Some investigators have reported an increased overall threshold for psychophysiological responsiveness among patients with bvFTD (
52), implying decreased resting sympathetic tone, and a higher threshold for emotional reactivity in general (
53). The bvFTD patients did have emotional blunting and an impaired reactivity to emotion stimuli. The results of this study, however, suggest the presence of decreased emotional empathy beyond the presence of generalized emotional blunting, as control for emotion on the behavioral scales and psychophysiology did not eliminate measures of decreased empathy, and the psychophysiological responses to empathy and to emotion were also dissociable.

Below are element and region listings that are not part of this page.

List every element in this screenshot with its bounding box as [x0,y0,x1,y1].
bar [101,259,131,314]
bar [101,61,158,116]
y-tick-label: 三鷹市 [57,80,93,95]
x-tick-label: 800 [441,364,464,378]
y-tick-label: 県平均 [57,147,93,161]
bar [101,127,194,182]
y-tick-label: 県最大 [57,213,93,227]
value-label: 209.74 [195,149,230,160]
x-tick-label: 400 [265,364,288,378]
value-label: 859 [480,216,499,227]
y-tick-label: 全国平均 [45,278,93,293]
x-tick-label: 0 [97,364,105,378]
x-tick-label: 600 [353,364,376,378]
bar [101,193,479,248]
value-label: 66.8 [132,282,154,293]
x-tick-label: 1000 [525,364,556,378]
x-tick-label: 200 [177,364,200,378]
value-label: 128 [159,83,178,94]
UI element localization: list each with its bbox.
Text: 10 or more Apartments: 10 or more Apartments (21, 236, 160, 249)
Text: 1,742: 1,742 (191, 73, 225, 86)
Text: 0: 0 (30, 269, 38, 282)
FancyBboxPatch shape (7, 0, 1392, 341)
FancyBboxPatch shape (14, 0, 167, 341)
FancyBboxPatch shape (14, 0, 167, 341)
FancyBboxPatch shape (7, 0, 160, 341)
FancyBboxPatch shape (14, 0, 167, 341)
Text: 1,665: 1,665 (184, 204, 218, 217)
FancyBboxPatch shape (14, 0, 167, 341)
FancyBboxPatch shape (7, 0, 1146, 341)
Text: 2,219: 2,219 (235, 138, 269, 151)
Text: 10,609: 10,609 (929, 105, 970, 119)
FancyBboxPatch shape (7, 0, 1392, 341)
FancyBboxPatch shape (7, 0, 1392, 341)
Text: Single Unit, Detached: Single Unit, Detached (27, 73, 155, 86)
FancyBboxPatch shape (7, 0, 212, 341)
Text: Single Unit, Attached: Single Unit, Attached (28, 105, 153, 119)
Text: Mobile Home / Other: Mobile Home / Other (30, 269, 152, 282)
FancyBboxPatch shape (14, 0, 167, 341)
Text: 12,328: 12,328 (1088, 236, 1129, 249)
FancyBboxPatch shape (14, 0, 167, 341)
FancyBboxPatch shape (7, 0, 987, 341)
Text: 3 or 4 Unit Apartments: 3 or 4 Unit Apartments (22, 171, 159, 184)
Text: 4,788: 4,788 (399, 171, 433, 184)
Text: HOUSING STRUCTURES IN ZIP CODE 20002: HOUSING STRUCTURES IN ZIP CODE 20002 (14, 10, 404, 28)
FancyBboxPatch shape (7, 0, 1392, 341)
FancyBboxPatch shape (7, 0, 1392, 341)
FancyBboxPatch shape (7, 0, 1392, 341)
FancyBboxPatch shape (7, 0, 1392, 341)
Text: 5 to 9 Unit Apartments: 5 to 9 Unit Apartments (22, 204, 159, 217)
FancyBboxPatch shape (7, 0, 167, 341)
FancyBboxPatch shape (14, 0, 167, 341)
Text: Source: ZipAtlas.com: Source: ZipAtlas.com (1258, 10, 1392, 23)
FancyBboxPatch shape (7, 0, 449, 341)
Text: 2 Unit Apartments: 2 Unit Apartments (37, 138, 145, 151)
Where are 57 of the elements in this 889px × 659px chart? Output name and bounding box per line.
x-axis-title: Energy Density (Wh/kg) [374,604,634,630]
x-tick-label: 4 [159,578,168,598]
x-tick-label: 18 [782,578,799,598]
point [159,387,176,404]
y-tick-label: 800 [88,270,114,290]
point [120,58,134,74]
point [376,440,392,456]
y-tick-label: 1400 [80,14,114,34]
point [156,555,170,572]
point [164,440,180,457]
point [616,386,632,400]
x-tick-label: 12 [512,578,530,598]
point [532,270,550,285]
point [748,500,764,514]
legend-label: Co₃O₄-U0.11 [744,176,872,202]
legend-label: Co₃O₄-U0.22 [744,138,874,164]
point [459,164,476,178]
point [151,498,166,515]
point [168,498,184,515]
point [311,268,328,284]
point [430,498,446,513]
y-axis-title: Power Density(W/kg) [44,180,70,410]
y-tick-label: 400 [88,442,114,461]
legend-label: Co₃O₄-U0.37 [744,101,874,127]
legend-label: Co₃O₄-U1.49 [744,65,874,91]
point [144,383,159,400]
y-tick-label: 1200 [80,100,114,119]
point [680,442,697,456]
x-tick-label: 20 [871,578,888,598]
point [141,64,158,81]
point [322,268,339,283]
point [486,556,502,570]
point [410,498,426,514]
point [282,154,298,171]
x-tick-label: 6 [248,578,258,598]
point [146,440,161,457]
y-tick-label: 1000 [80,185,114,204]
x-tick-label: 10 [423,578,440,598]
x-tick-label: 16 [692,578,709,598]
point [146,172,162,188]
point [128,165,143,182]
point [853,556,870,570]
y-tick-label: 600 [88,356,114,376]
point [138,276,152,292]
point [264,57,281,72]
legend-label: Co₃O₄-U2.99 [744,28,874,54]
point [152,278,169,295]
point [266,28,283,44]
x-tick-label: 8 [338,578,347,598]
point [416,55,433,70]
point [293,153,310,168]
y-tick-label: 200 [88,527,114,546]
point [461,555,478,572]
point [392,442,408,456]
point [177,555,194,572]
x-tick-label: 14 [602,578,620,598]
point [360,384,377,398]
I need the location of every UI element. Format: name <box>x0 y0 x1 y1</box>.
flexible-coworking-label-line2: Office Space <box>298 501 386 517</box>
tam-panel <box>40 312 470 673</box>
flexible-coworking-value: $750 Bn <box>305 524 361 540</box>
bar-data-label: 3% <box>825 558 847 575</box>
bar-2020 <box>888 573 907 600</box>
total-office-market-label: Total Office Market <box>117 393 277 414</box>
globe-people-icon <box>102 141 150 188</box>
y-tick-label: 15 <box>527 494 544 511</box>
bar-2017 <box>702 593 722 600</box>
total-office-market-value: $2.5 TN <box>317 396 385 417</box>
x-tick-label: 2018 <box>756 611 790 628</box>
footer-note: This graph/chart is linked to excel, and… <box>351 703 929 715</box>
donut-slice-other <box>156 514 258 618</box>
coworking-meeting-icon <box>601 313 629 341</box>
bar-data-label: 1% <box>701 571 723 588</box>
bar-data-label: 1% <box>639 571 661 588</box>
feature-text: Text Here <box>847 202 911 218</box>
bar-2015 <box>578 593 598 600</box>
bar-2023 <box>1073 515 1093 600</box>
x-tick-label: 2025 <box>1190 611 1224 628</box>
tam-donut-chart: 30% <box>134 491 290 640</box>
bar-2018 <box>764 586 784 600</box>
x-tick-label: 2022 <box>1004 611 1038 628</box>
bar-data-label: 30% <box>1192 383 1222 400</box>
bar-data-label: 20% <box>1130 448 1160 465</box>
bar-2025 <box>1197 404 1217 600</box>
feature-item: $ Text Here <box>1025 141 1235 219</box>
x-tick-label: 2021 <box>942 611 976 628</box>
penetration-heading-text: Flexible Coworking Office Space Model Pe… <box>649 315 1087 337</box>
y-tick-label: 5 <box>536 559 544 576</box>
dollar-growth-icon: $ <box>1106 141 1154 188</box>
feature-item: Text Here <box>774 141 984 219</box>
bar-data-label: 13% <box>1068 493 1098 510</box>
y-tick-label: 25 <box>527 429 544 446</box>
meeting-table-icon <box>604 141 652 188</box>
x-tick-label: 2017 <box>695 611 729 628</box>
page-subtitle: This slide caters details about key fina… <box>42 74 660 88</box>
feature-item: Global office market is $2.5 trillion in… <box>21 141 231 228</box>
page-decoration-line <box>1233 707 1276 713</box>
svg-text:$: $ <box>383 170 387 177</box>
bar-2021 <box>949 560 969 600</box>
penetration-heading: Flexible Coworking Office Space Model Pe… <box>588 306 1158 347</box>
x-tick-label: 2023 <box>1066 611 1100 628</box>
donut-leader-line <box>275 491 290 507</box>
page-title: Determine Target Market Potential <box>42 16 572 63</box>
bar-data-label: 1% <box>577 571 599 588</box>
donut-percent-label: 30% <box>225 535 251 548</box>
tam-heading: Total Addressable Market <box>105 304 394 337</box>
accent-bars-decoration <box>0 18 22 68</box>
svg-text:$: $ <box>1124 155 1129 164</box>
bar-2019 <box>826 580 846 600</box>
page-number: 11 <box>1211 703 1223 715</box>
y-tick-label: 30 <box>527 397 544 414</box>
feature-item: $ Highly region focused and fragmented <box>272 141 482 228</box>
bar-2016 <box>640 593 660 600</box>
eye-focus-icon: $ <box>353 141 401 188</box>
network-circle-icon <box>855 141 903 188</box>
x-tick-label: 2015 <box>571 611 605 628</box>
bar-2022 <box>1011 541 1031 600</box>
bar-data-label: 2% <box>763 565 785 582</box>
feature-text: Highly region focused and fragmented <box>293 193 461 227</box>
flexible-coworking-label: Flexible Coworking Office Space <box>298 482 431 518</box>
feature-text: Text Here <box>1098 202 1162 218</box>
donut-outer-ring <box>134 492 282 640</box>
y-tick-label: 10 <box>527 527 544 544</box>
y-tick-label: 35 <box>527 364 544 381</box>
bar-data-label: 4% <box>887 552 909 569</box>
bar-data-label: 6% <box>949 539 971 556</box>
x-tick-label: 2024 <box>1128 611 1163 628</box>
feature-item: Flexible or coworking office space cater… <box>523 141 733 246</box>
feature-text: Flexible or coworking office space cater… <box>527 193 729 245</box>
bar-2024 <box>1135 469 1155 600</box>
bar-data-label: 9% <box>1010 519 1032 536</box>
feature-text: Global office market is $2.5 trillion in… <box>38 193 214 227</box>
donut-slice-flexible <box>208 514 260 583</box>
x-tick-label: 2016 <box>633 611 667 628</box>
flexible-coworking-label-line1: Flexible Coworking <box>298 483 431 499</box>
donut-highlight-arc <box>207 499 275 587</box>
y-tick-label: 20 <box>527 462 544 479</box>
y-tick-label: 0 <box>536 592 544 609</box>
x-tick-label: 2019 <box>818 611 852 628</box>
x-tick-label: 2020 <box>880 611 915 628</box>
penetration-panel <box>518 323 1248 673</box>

On neuroimaging, the ACC is implicated in empathizing or vicariously processing another’s rewards (
54,
55); it may be abnormal in psychopathy and autism (
56–
60). In this study, the SCR to both empathic and emotion stimuli were strongly correlated with the neuroimaging volume in the dACC, suggesting that this area contributes to emotional empathy through emotional appraisal. Traditionally, investigators have divided the ACC into a cognitive region in the dACC involved in error detection and executive tasks and an emotion-related region in the rostral-ventral ACC involved in assessing and regulating emotion (
61). However, recent literature has indicated that the dACC, particularly in its anterior section, evaluates whether stimuli are sufficiently motivationally significant to induce an emotional reaction (
62). This general emotional appraisal role relates to emotional empathy when the ACC distinguishes whether the stimuli affect others rather than oneself (
63–
66). Empathy involves a vicarious reward prediction that depends on the ability to predict when others are likely to receive rewards (
56). Studies indicate that a subregion of the ACC in the gyrus (ACCg) processes and signals anticipated rewards for other people, as well as for oneself (
67–
71). The ACCg is significantly positively associated with trait emotion contagion and trait empathy (
56).
This preliminary study had several important limitations. First, the number of participants was relatively small. This particularly affected the strength of the neuroimaging findings; the only significant findings evident on across-groups correlations used a liberal significance level. The participant numbers, however, were sufficient to reveal significant and insightful differences between the groups on the behavioral scales and psychophysiology measures. Second, this study corroborates reports of a high degree of anxiety and heightened emotional contagion in early stages of Alzheimer’s disease (
23,
50,
51). However, this does not alter the main finding of this study, that worse empathy among the bvFTD patients is not explained by emotional blunting. Third, there are limitations in the informant behavior ratings, as the SDS does not clearly distinguish cognitive and emotional aspects of empathy and the SEB has some overlap with emotional empathy. Fourth, the behavioral scales and neuroimaging analysis did not include HC, where there is normative data. Finally, the study was limited by focusing on empathic versus emotion stimuli without further analysis of valence (positivity/negativity of the emotion) or of other specific emotions, such as disgust sensitivity.
In conclusion, the present study highlights decreased responsiveness to empathy stimuli among patients with bvFTD, a disorder that starts and focuses in frontotemporal areas of the empathic brain. A comparison with patients with Alzheimer’s disease suggests that there is disproportionate impairment in reactivity to empathy stimuli among those with bvFTD not due to their general autonomic hyporesponsiveness. This report is a first, preliminary exploration, and future studies are planned in order to expand and further evaluate these observations in a greater number of patients with bvFTD.